Los Takis son un snack de tortilla de maíz enrollada, asemejando tacos en miniatura, de ahí su nombre. Condensan prácticamente todos los aspectos que hacen cuestionable a un producto ultraprocesado: sodio muy alto, elevado porcentaje de grasa de mala calidad, colorantes sintéticos con doble estándar por región y marketing agresivo dirigido a jóvenes.
Su rasgo característico es el sabor pronunciado y la intensidad de picante, un factor que hasta hace pocos años era poco favorable para su inserción en la Argentina. Hoy, que el picor está de moda, los Takis se volvieron un consumo favorito, sobre todo entre niños y jóvenes, con un paladar listo para inaugurar culturalmente el consumo de chile picante, ya que no en la cocina casera de sus familias, en sus ultraprocesados.

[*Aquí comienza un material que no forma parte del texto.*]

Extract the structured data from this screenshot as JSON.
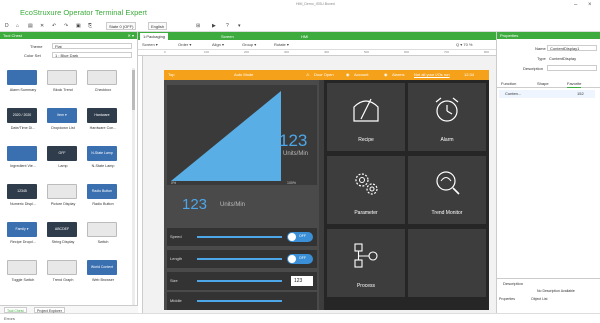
{
  "app": {
    "title": "EcoStruxure Operator Terminal Expert",
    "window_title": "HMI_Demo_ISSU.Boxed",
    "win_controls": [
      "–",
      "×"
    ]
  },
  "toolbar": {
    "icons": [
      "D",
      "⌂",
      "▤",
      "✕",
      "↶",
      "↷",
      "▣",
      "⎘"
    ],
    "state_combo": "State 0 (OFF)",
    "lang_combo": "English",
    "icons2": [
      "⊞",
      "▶",
      "?",
      "▾"
    ]
  },
  "left_panel": {
    "title": "Tool Chest",
    "controls": "✕ ▾",
    "theme_label": "Theme",
    "theme_value": "Flat",
    "colorset_label": "Color Set",
    "colorset_value": "1 : Blue Dark",
    "tools": [
      {
        "label": "Alarm Summary",
        "thumb": "",
        "style": "blue"
      },
      {
        "label": "Block Trend",
        "thumb": "",
        "style": "light"
      },
      {
        "label": "Checkbox",
        "thumb": "",
        "style": "light"
      },
      {
        "label": "Date/Time Di...",
        "thumb": "2020 / 2020",
        "style": "dark"
      },
      {
        "label": "Dropdown List",
        "thumb": "Item ▾",
        "style": "blue"
      },
      {
        "label": "Hardware Con...",
        "thumb": "Hardware configuration",
        "style": "dark"
      },
      {
        "label": "Ingredient Vie...",
        "thumb": "",
        "style": "blue"
      },
      {
        "label": "Lamp",
        "thumb": "OFF",
        "style": "dark"
      },
      {
        "label": "N-State Lamp",
        "thumb": "N-State Lamp",
        "style": "blue"
      },
      {
        "label": "Numeric Displ...",
        "thumb": "12345",
        "style": "dark"
      },
      {
        "label": "Picture Display",
        "thumb": "",
        "style": "light"
      },
      {
        "label": "Radio Button",
        "thumb": "Radio Button",
        "style": "blue"
      },
      {
        "label": "Recipe Dropd...",
        "thumb": "Family ▾",
        "style": "blue"
      },
      {
        "label": "String Display",
        "thumb": "ABCDEF",
        "style": "dark"
      },
      {
        "label": "Switch",
        "thumb": "",
        "style": "light"
      },
      {
        "label": "Toggle Switch",
        "thumb": "",
        "style": "light"
      },
      {
        "label": "Trend Graph",
        "thumb": "",
        "style": "light"
      },
      {
        "label": "Web Browser",
        "thumb": "World Content",
        "style": "blue"
      }
    ],
    "bottom_tabs": [
      "Tool Chest",
      "Project Explorer"
    ]
  },
  "center": {
    "tabs": [
      "1:Packaging",
      "Screen",
      "HMI"
    ],
    "toolbar": [
      "Screen ▾",
      "Order ▾",
      "Align ▾",
      "Group ▾",
      "Rotate ▾",
      "Q ▾ 70 %"
    ],
    "ruler": [
      "0",
      "100",
      "200",
      "300",
      "400",
      "500",
      "600",
      "700",
      "800"
    ],
    "statusbar": {
      "left": "Top",
      "center": "Auto Mode",
      "door": "Door Open",
      "account": "Account",
      "alarm": "Alarms",
      "alarm_text": "Not all your I/Os run",
      "time": "12:34"
    },
    "gauge": {
      "value": "123",
      "units": "Units/Min",
      "pct0": "0%",
      "pct100": "100%",
      "readout": "123",
      "readout_units": "Units/Min",
      "level": 1.0
    },
    "controls": [
      {
        "label": "Speed",
        "type": "toggle",
        "toggle": "OFF"
      },
      {
        "label": "Length",
        "type": "toggle",
        "toggle": "OFF"
      },
      {
        "label": "Size",
        "type": "input",
        "value": "123"
      },
      {
        "label": "Middle",
        "type": "slider"
      }
    ],
    "tiles": [
      {
        "label": "Recipe",
        "icon": "recipe-icon"
      },
      {
        "label": "Alarm",
        "icon": "alarm-clock-icon"
      },
      {
        "label": "Parameter",
        "icon": "gears-icon"
      },
      {
        "label": "Trend Monitor",
        "icon": "trend-monitor-icon"
      },
      {
        "label": "Process",
        "icon": "process-icon"
      },
      {
        "label": "",
        "icon": ""
      }
    ]
  },
  "right_panel": {
    "title": "Properties",
    "name_label": "Name",
    "name_value": "ContentDisplay1",
    "type_label": "Type",
    "type_value": "ContentDisplay",
    "desc_label": "Description",
    "tabs": [
      "Function",
      "Shape",
      "Favorite"
    ],
    "item_label": "Conten...",
    "item_value": "152",
    "bottom_label": "Description",
    "bottom_text": "No Description Available",
    "bottom_tabs": [
      "Properties",
      "Object List"
    ]
  },
  "footer": {
    "status": "Errors"
  }
}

Para elaborar este snack se utiliza sobre todo harina de maíz frita: si bien en el etiquetado argentino no se aclara cuál es la materia grasa específicamente, porque la ley no lo exige y se contenta con la expresión “aceite vegetal”, sabemos por los rótulos de otros países que se hace uso de aceite de palma refinado, problemático y cuestionado en sí mismo. El contenido de grasas de los Takis es realmente elevado: contienen 14 gramos por cada porción de producto, 49 gramos. Un 25% del producto. En esa misma porción, los Takis aportan 363 mg de sodio. ¿Las calorías? 254 por ración, lo que implica más de 500 calorías cada 100 gramos. Una densidad calórica elevadísima, y un perfil nutricional en su totalidad muy similar al de las papitas fritas de paquete.
Marketing Viral
La popularidad de los Takis reside en dos factores: el impacto sensorial del producto y sus incesantes campañas de marketing. El snack es un fenómeno viral en redes sociales, especialmente en TikTok, donde millones de usuarios participan en sus “desafíos picantes”. La marca concentra sus estrategias en el segmento de 18 a 35 años, basándose en el concepto de “sabor extremo” con imágenes que apelan a la juventud y la diversión, y sabe aprovechar el marketing de influencers a su favor. La paradoja es que la ocasional viralización de alertas sobre su perjuicio a la salud también termina siendo publicidad gratuita en países como México.
El desembarco en Argentina es reciente, a finales de 2024. En seguida, famosos como Wanda Nara le dieron un puntapié inicial. La campaña oficial de Takis en Argentina es liderada en redes por Nacho Elizalde (bajo el lema takisintensenacho), quien protagoniza los desafíos de intensidad y sabor junto a la cuenta oficial de la marca @takis.ar. Pero un surtido de influencers plagan las redes con sus publicidades frontales o indirectas del producto, como Greta Cozzolino, Martu Ortiz, Mate Guasconi, Domi Faena, Anto Arboscelli, Carmu Castro, entre otros.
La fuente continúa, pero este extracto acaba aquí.